The captain looked at his watch and with a heavy sigh said, “I’ll see if I can get the lab out there, but it might not be until Monday morning. I can give you a call at home—”
“I’ll be at the Ritz-Carlton in Pentagon City,” Kurt interrupted.
“There’s no need for that,” Captain Todd said affably. “We’ll do everything we can. I’m sure you’ll want to get back to make arrangements . . .”
“Nothing is more important than this, Captain,” Kurt said as he stood.
He was opening the door to his rented Suburban when he heard a call from behind.
“Mr. Ford!” It was the woman, Carol Dipper. She was hurrying toward him with an awkward gait somewhere between a walk and a jog. Under her arm was a large three-ring binder. She stopped in front of him, and, before she could catch her breath, blurted out, “I have something you should see.”
CHAPTER 3
Kurt waited. Carol Dipper stood before him, breathing hard. Her eyes flickered between his face and the binder while she pushed her glasses back up on her nose and tucked a few stray strands of hair behind her ears. Then her eyes lit on just him and said, “I think you might be right about your son.”
Kurt observed her with a fresh perspective. Her owlish eyes looked enormous through the thick curve of her lenses in the bright halogen light of the parking lot. There was intelligence there and, once she was free from her superiors, even a hint of determination.
“I want you to see this,” she said. She opened the binder and paged through a set of glossy photos. They were crime scene shots from Collin’s bedroom, gruesome and bloody. The boy lay face up, naked, his hand loosely encircling the gun that was stuck up inside his mouth.
Dipper looked up at Kurt and blinked nervously. “Are you all rig
ht to look at these?”
Kurt nodded grimly.
“You see the blood?” she asked.
“Yes.”
“There was no exit wound,” Dipper said. Then, in an academic tone, she continued: “An exit wound from a self-inflicted gunshot wound to the head with a nine-millimeter actually occurs in only sixty-nine percent of the cases, so it’s not unusual at all that there isn’t one here. Also, as you know, the Secret Service uses a special load—”

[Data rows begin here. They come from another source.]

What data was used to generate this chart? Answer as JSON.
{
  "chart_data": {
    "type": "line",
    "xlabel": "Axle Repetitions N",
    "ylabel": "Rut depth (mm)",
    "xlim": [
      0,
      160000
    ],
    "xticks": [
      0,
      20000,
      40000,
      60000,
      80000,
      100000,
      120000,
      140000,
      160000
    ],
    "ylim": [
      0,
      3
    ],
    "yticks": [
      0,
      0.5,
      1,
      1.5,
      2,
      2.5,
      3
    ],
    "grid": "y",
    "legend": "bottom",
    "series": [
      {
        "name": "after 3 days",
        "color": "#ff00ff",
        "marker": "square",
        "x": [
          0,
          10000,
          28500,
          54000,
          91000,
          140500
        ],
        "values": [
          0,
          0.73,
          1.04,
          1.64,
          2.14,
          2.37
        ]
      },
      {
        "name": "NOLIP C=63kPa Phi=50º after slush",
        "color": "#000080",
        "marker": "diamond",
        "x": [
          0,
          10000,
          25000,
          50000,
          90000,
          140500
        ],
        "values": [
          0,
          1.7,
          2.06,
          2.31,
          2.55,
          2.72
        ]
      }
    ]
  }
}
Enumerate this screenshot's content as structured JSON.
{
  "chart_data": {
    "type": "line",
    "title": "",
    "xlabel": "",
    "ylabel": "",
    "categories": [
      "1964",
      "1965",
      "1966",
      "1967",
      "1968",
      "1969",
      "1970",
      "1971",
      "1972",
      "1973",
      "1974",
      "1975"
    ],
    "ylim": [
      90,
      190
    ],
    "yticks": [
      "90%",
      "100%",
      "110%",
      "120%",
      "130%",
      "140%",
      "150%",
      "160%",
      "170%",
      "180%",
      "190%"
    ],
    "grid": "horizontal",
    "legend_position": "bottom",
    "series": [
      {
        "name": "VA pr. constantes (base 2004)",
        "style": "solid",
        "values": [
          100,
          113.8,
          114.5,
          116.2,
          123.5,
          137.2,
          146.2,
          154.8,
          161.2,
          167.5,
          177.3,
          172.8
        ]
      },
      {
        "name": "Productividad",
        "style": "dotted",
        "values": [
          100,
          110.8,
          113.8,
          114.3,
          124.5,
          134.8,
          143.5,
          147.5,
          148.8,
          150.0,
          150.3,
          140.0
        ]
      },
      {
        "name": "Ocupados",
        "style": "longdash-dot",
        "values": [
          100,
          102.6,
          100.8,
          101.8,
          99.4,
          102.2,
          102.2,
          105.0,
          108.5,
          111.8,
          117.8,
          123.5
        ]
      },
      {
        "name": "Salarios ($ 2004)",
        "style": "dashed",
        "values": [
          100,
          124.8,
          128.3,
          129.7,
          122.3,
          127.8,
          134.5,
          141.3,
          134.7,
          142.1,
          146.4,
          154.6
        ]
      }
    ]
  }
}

“A super-vel,” Kurt said, scowling. It was a soft slug, meant to enter and do maximum damage while also minimizing the danger of exiting the body and harming innocent bystanders. It was the standard load for an agent’s gun. “What’s your point?”
“You see the blood?” she asked again.
“Yes.” There was blood all over the bed, from one side to the other.
“My dad was a funeral director,” Dipper explained, “and I was an investigator for the M.E.’s office in Richmond before I came here. So I know about these things. What happens with a wound like this is if the bullet strikes the brain stem, the person dies instantly. Sometimes, and— Are you okay with this?”
“I am,” he said. His mouth was pressed tightly closed.
“Sometimes, if the bullet enters the posterior region of the brain, the person can— It takes some time. They don’t die right away. I’m sorry, but that’s what I think happened with your son.”